I was too snobbish to express that I was puzzled when I first read Plato’s criticism of poetry in eighth grade. In Book X of “The Republic,” Plato firmly banished poetry from the state, asserting that poets have too much power in influencing people’s emotions. Plato expressed the concern that poetry appeals only to the parts of the human soul that are self-indulgent, prone to self-pity, lamentation and irrational pursuits of desires. According to Plato, a force like poetry that could impress young minds, was too large and harmful to be allowed to freely exist in a sensible republic. I did not understand this. I had never been emotionally moved by a poem, surely never enough to feel like it influenced my character.
Poetry always fell just a little bit short of having a profound impact. There was an irritatingly narrow, but unbridgeable, abyss between what I knew the poem wanted me to feel, and what I actually felt. This was why I hated poetry, instead of settling for feelings like dismissal or weak dislike. I could see the intensity of what I should be feeling, but failing to reach it was frustrating. I did not have the courage to say that poets were overrated failures. Instead, I blamed myself for being too shallow or dim-witted to be able to understand poetry. Every poem I read was a reminder of my lack of sensitivity and perception, and I hated being reminded of that. I never admitted this to anyone and pretended, for the sake of my own sanity, that I loved poetry. Not loving poetry seemed so cold-hearted. I thought, instead of blaming the poets’ lack of skill, that there was something wrong with me because poems did not make me feel strong rushes of emotion. I pretended to love poetry in the hopes that I would be able to really love it one day, because I wanted to reach the passion my parents had, the way my mom would say a poem broke her heart.
I kept pretending until last year when my literature teacher said she hated poetry. One of the most shocking moments in my life was in her office in high school, after I expressed that I couldn’t wait to start working on poems. “I hate poetry,” she said, simply and flippantly.
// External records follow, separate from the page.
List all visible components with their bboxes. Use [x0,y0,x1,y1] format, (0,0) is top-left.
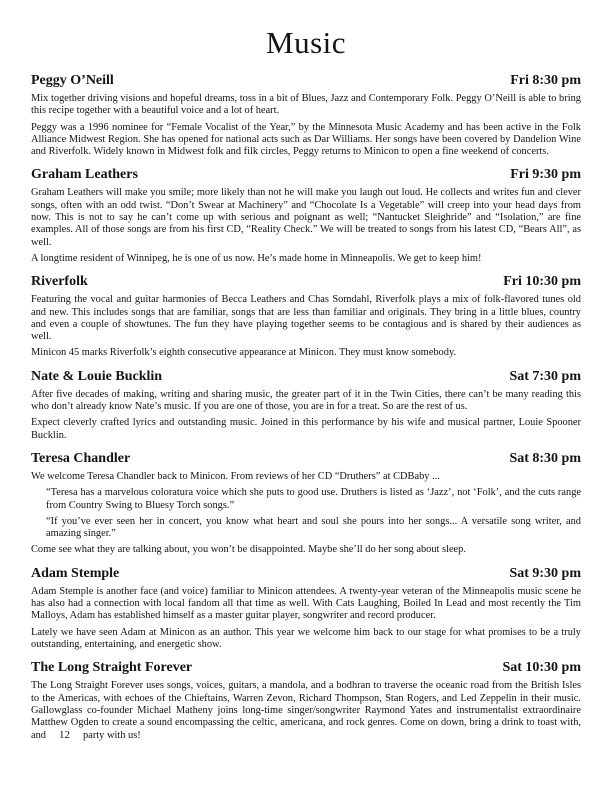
section-paragraph: After five decades of making, writing and sharing music, the greater part of it in the Twin Cities, there can’t be many reading this who don’t already know Nate’s music. If you are one of those, you are in for a treat. So are the rest of us. [31,388,581,413]
section-paragraph: Graham Leathers will make you smile; more likely than not he will make you laugh out loud. He collects and writes fun and clever songs, often with an odd twist. “Don’t Swear at Machinery” and “Chocolate Is a Vegetable” will creep into your head days from now. This is not to say he can’t come up with serious and poignant as well; “Nantucket Sleighride” and “Isolation,” are fine examples. All of those songs are from his first CD, “Reality Check.” We will be treated to songs from his latest CD, “Bears All”, as well. [31,187,581,248]
performance-time: Fri 8:30 pm [510,73,581,88]
performer-name: Riverfolk [31,274,88,290]
section-header [31,273,581,290]
performance-time: Sat 8:30 pm [509,450,581,466]
section-paragraph: A longtime resident of Winnipeg, he is one of us now. He’s made home in Minneapolis. We get to keep him! [31,252,482,264]
section-paragraph [31,680,581,742]
performance-time: Sat 10:30 pm [502,660,581,676]
section-riverfolk [31,273,581,359]
performer-name: The Long Straight Forever [31,660,193,676]
section-peggy-oneill [31,72,581,158]
section-header [31,565,581,582]
performance-time: Sat 7:30 pm [509,368,581,384]
performance-time: Sat 9:30 pm [509,565,581,581]
section-header [31,72,581,89]
paragraph-text-before-page-number: The Long Straight Forever uses songs, voices, guitars, a mandola, and a bodhran to traverse the oceanic road from the British Isles to the Americas, with echoes of the Chieftains, Warren Zevon, Richard Thompson, Stan Rogers, and Led Zeppelin in their music. Gallowglass co-founder Michael Matheny joins long-time singer/songwriter Raymond Yates and instrumentalist extraordinaire Matthew Ogden to create a sound encompassing the celtic, americana, and rock genres. Come on down, bring a drink to toast with, and [31,680,581,742]
performer-name: Peggy O’Neill [31,73,114,88]
section-header [31,450,581,467]
section-paragraph: Peggy was a 1996 nominee for “Female Vocalist of the Year,” by the Minnesota Music Academy and has been active in the Folk Alliance Midwest Region. She has opened for national acts such as Dar Williams. Her songs have been covered by Dandelion Wine and Riverfolk. Widely known in Midwest folk and filk circles, Peggy returns to Minicon to open a fine weekend of concerts. [31,121,581,158]
performer-name: Graham Leathers [31,167,138,183]
section-teresa-chandler [31,450,581,557]
paragraph-text-after-page-number: party with us! [83,730,141,742]
section-paragraph: We welcome Teresa Chandler back to Minicon. From reviews of her CD “Druthers” at CDBaby ... [31,470,440,482]
section-graham-leathers [31,166,581,265]
section-the-long-straight-forever [31,659,581,742]
section-paragraph: Adam Stemple is another face (and voice) familiar to Minicon attendees. A twenty-year veteran of the Minneapolis music scene he has also had a connection with local fandom all that time as well. With Cats Laughing, Boiled In Lead and most recently the Tim Malloys, Adam has established himself as a master guitar player, songwriter and record producer. [31,585,581,622]
section-header [31,659,581,676]
section-header [31,368,581,385]
performance-time: Fri 10:30 pm [503,274,581,290]
section-paragraph: Featuring the vocal and guitar harmonies of Becca Leathers and Chas Somdahl, Riverfolk plays a mix of folk-flavored tunes old and new. This includes songs that are familiar, songs that are less than familiar and originals. They bring in a little blues, country and even a couple of showtunes. The fun they have playing together seems to be contagious and is shared by their audiences as well. [31,294,581,343]
section-paragraph: Expect cleverly crafted lyrics and outstanding music. Joined in this performance by his wife and musical partner, Louie Spooner Bucklin. [31,417,581,441]
performer-name: Nate & Louie Bucklin [31,368,163,384]
performer-name: Adam Stemple [31,565,120,581]
section-paragraph: Minicon 45 marks Riverfolk’s eighth consecutive appearance at Minicon. They must know somebody. [31,347,457,359]
performance-time: Fri 9:30 pm [510,167,581,183]
page-title: Music [266,25,346,60]
section-nate-louie-bucklin [31,368,581,442]
review-quote: “Teresa has a marvelous coloratura voice which she puts to good use. Druthers is listed as ‘Jazz’, not ‘Folk’, and the cuts range from Country Swing to Bluesy Torch songs.” [46,487,581,511]
performer-name: Teresa Chandler [31,450,131,466]
review-quote: “If you’ve ever seen her in concert, you know what heart and soul she pours into her songs... A versatile song writer, and amazing singer.” [46,515,581,540]
section-paragraph: Come see what they are talking about, you won’t be disappointed. Maybe she’ll do her song about sleep. [31,544,466,556]
section-paragraph: Lately we have seen Adam at Minicon as an author. This year we welcome him back to our stage for what promises to be a truly outstanding, entertaining, and energetic show. [31,626,581,650]
section-paragraph: Mix together driving visions and hopeful dreams, toss in a bit of Blues, Jazz and Contemporary Folk. Peggy O’Neill is able to bring this recipe together with a beautiful voice and a lot of heart. [31,93,581,117]
section-header [31,166,581,183]
section-adam-stemple [31,565,581,651]
page-number: 12 [59,729,71,742]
I had perfected this show of loving poetry so much that all I could do was laugh and ask “Really?” However, she had validated my feelings, and I started accepting my hatred. This was a huge change and I will always be grateful to Mrs. A.
When I started admitting that I thought poets were failing, I stopped blaming myself. Poetry is imperfect, not the reader. My inability to feel all the emotion was not due to my lack of sensitivity or intellect, but the poets’ insistence upon using a restrictive, limited form to express things that are above language. I stopped feeling small when I read poetry and started to enjoy it.
Admitting the restrictions of poetry also leads to another question, why not move on to novels then, and stop reading poetry? I don’t know. It is useless. When everyone is stressed out and plans each second of their day to be as functional and successful as possible, I like to be a rebel. I do an utterly useless thing, and defy the system that instills the value of functionality in us to keep the cogs of capitalism running. In its useless failure, poetry perseveres because it is always a refreshing rejection of the norm.
On my journey of hating poetry, I found Ben Lerner’s “The Hatred of Poetry,” and this book made me realize one more thing. My parents defined love for poetry in the same way that I defined to be hatred. According to Lerner, loving and hating poetry is a full realization that poems have their shortcomings, and poets are just people trying the best they can. The more you realize this, the better you appreciate the strange art that poetry requires, with its silly determination to express powerful things like emotions and dreams in the very limiting restrictions of form, rhyme and language. Loving poetry is not the opposite of hating it, but rather a transcendence of the hatred.